The methane in the Macondo reservoir becomes a gas if the pressure is reduced. At sea level, the volume of the gas is 600 times greater than the original liquid. Methane's conversion from liquid to gas happens fast when the pressure goes below 100 bars. This has implications when methane goes up the straw.

methanehydrate (68K) Methane and water does something unusual at high pressure. They form methane hydrate which is essentially little balls of ice enclosing methane molecules as the picture illustrates. Methane hydrate is a somewhat stable solid at atmospheric pressure, but it can suddenly decompose in pipes leading to pressure surges. Methane hydrate is the stuff that stopped BP's early attempt to cap the blowout preventer.

The science behind a blowout

Let's do some calculations. BP says they collected 15,000 barrels of oil and flared 30 million cubic feet of natural gas on 9 June. That works out to be 2000 cubic feet of methane per barrel. There must have been 3.33 cubic feet of liquid methane accompanying each barrel of oil before expansion by a factor of 600. Let's take that as representative of Macondo oil.

A barrel of oil is 5.61 cubic feet.

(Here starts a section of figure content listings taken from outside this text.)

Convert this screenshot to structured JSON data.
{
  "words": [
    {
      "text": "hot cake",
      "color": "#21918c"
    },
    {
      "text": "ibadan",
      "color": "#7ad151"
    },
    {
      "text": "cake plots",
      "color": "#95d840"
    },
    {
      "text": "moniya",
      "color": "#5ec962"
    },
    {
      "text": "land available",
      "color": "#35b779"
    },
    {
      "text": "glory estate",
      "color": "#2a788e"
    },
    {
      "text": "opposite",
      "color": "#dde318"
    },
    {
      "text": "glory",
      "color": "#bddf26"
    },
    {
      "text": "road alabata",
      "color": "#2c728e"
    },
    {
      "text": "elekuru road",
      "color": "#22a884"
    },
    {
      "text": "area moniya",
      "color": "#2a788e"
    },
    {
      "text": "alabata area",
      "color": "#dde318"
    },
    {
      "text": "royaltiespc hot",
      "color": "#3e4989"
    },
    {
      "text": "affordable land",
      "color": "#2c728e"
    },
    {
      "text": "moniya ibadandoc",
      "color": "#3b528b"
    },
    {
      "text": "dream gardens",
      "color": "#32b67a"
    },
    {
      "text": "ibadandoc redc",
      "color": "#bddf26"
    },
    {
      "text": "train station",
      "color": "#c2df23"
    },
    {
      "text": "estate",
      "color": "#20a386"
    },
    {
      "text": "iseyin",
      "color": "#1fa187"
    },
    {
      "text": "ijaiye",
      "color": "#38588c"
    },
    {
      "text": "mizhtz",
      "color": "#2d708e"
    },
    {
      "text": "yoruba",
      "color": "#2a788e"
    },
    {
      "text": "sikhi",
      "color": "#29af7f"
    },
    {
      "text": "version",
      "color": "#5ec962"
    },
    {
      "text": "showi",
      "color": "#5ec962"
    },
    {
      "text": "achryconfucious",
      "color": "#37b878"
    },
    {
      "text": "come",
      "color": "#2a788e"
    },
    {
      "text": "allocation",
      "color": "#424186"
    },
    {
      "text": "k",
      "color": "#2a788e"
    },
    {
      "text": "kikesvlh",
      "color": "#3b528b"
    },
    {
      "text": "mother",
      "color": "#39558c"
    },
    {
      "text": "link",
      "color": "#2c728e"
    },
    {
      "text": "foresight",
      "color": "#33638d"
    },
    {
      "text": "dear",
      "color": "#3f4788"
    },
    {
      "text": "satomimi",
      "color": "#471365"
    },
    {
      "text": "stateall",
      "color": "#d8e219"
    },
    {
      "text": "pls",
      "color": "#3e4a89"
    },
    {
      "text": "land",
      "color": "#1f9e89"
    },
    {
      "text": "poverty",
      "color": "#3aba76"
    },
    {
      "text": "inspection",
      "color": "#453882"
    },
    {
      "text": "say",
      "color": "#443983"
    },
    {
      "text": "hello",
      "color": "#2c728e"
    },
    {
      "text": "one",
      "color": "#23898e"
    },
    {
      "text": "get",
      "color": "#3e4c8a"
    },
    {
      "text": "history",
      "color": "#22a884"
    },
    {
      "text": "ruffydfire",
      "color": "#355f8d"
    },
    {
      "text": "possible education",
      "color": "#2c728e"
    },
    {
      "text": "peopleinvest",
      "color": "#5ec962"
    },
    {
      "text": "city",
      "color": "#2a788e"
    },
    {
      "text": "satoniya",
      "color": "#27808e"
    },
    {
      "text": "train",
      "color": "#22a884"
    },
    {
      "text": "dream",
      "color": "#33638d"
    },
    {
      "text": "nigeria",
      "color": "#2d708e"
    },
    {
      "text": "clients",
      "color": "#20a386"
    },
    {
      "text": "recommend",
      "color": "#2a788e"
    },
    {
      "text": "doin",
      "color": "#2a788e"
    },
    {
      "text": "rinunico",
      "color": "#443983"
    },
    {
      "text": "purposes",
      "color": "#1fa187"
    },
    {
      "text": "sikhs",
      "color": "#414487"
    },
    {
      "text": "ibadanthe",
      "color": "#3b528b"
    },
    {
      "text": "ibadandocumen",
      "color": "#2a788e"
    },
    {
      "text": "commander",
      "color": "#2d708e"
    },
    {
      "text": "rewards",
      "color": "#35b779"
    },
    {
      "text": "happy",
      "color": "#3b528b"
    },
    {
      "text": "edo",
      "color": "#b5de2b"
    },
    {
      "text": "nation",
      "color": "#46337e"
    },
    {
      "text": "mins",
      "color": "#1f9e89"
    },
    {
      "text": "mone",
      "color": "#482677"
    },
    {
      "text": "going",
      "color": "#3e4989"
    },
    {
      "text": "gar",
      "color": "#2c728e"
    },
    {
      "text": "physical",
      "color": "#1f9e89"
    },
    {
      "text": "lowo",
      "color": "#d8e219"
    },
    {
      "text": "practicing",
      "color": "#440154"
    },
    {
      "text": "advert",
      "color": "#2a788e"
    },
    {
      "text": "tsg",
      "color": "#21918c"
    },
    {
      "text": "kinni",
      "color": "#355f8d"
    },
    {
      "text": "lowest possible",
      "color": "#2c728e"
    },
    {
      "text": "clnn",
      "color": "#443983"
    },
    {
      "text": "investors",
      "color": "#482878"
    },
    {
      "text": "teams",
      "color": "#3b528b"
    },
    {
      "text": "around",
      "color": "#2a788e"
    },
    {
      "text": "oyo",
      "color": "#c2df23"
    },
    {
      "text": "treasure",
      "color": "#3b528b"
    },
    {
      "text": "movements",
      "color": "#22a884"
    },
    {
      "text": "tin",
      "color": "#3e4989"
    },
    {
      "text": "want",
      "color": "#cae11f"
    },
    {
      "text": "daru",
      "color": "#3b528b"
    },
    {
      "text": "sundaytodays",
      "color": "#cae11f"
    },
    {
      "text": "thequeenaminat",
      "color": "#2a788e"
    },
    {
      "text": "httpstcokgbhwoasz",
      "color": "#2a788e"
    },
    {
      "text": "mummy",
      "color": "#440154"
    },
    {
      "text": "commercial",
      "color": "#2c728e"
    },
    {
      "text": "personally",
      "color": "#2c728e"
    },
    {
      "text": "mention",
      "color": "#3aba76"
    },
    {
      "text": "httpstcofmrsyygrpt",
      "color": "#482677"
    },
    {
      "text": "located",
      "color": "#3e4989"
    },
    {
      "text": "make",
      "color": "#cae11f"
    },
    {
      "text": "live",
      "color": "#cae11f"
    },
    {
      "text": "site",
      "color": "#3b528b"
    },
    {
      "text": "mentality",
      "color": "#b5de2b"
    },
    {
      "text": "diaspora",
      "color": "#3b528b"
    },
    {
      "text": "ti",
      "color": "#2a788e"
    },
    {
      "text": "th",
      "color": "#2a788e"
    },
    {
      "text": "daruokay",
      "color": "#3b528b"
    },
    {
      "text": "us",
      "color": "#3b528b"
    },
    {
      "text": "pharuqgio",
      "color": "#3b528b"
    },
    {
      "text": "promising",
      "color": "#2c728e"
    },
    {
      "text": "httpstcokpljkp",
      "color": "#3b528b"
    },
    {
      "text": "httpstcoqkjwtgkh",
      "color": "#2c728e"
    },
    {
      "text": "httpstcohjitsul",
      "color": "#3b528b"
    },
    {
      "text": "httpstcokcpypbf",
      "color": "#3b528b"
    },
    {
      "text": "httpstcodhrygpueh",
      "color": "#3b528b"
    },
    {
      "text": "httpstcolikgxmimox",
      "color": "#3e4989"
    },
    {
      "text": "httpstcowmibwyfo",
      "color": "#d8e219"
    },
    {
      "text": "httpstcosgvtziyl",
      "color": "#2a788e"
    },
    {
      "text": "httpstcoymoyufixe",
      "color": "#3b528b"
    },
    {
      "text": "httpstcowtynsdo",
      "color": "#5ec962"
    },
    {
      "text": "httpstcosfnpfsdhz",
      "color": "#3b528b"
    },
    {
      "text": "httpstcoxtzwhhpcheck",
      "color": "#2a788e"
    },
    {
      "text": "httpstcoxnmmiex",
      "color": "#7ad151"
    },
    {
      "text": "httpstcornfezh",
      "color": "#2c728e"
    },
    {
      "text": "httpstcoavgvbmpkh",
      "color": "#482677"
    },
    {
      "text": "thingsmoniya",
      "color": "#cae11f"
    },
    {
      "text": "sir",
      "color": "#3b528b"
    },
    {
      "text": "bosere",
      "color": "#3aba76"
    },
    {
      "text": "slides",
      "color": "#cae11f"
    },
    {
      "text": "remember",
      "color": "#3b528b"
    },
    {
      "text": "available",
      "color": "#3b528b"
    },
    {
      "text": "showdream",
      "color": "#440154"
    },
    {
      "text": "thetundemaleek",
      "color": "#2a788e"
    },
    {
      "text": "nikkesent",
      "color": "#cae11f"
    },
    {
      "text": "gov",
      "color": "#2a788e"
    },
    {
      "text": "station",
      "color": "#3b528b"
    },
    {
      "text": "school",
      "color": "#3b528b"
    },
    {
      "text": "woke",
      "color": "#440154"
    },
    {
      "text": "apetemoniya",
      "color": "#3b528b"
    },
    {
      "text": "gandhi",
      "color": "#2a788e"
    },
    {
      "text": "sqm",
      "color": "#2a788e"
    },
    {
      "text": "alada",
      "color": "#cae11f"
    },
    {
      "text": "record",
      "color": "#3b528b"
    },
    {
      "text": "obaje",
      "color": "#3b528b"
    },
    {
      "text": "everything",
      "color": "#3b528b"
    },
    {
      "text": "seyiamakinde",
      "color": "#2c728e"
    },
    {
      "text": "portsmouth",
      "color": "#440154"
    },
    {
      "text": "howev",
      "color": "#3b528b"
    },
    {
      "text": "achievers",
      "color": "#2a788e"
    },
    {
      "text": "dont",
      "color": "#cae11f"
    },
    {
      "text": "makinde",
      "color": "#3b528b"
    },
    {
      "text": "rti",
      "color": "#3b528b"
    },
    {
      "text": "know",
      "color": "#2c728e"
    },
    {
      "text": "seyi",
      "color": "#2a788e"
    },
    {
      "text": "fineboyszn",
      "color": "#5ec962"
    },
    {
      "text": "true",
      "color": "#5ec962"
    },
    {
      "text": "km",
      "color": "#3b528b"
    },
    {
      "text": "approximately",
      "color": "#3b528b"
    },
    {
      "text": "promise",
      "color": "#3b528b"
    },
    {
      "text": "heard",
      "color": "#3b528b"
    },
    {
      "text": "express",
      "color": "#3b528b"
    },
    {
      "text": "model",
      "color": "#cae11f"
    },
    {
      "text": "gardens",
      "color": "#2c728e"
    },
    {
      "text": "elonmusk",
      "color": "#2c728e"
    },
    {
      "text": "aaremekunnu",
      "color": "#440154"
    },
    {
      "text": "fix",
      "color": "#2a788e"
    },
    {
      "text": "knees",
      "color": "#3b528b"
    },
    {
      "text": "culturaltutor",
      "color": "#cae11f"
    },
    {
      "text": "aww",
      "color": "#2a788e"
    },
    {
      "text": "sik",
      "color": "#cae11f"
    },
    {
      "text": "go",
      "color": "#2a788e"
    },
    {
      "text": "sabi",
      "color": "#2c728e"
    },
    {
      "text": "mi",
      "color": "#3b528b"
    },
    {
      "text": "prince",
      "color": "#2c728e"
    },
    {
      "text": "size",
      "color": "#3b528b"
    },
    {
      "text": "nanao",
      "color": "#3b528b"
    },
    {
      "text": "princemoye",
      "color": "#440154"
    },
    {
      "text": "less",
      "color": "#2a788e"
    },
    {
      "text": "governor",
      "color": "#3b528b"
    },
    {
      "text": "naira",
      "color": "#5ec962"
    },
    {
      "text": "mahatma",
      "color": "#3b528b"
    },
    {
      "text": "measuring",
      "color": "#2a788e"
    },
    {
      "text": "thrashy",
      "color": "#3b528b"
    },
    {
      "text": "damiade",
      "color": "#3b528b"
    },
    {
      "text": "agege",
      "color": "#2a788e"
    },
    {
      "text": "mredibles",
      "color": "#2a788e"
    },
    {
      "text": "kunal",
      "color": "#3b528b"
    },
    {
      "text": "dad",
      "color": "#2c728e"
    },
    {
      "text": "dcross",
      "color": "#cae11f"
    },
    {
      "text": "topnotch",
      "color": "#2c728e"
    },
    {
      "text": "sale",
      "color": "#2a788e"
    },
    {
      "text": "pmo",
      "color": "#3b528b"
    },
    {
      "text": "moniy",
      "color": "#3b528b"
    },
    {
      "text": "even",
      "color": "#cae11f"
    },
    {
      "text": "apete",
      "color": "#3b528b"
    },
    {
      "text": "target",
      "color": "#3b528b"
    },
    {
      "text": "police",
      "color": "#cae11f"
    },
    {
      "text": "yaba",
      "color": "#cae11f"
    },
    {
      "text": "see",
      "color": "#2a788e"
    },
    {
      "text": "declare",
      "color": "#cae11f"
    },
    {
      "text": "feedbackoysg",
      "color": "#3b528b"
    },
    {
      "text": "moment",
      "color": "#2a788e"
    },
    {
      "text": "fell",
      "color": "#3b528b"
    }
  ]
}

Macondo prospect oil looses 37 percent of its volume when it reaches sea level because the methane that was dissolved in it escapes as a gas.

Let's presume 36,000 barrels per day are going up a 20 inch pipe. That flow rate is in the middle of the range of estimates in mid June. That is 1,500 barrels or 8,415 cubic feet per hour. A length of 20 inch pipe 0.46 feet long will hold a cubic foot of oil. Multiply that by the number of cubic feet the pipe must move in an hour. That is 3857 feet per hour or about 0.73 miles per hour at the sea floor. Now let's figure out how fast the methane is moving. The pipe must carry 1,500 times 2000 cubic feet of gas per hour. Multiply that by 0.46 and you get 1,375,000 feet per hour. Divide that by the number of feet in a mile (5280) to get 260 miles per hour. The oil is carried as a mist of droplets in the methane hurricane. "Blowout" is an apt description.

A blowout is what happens when you lose control of an oilwell.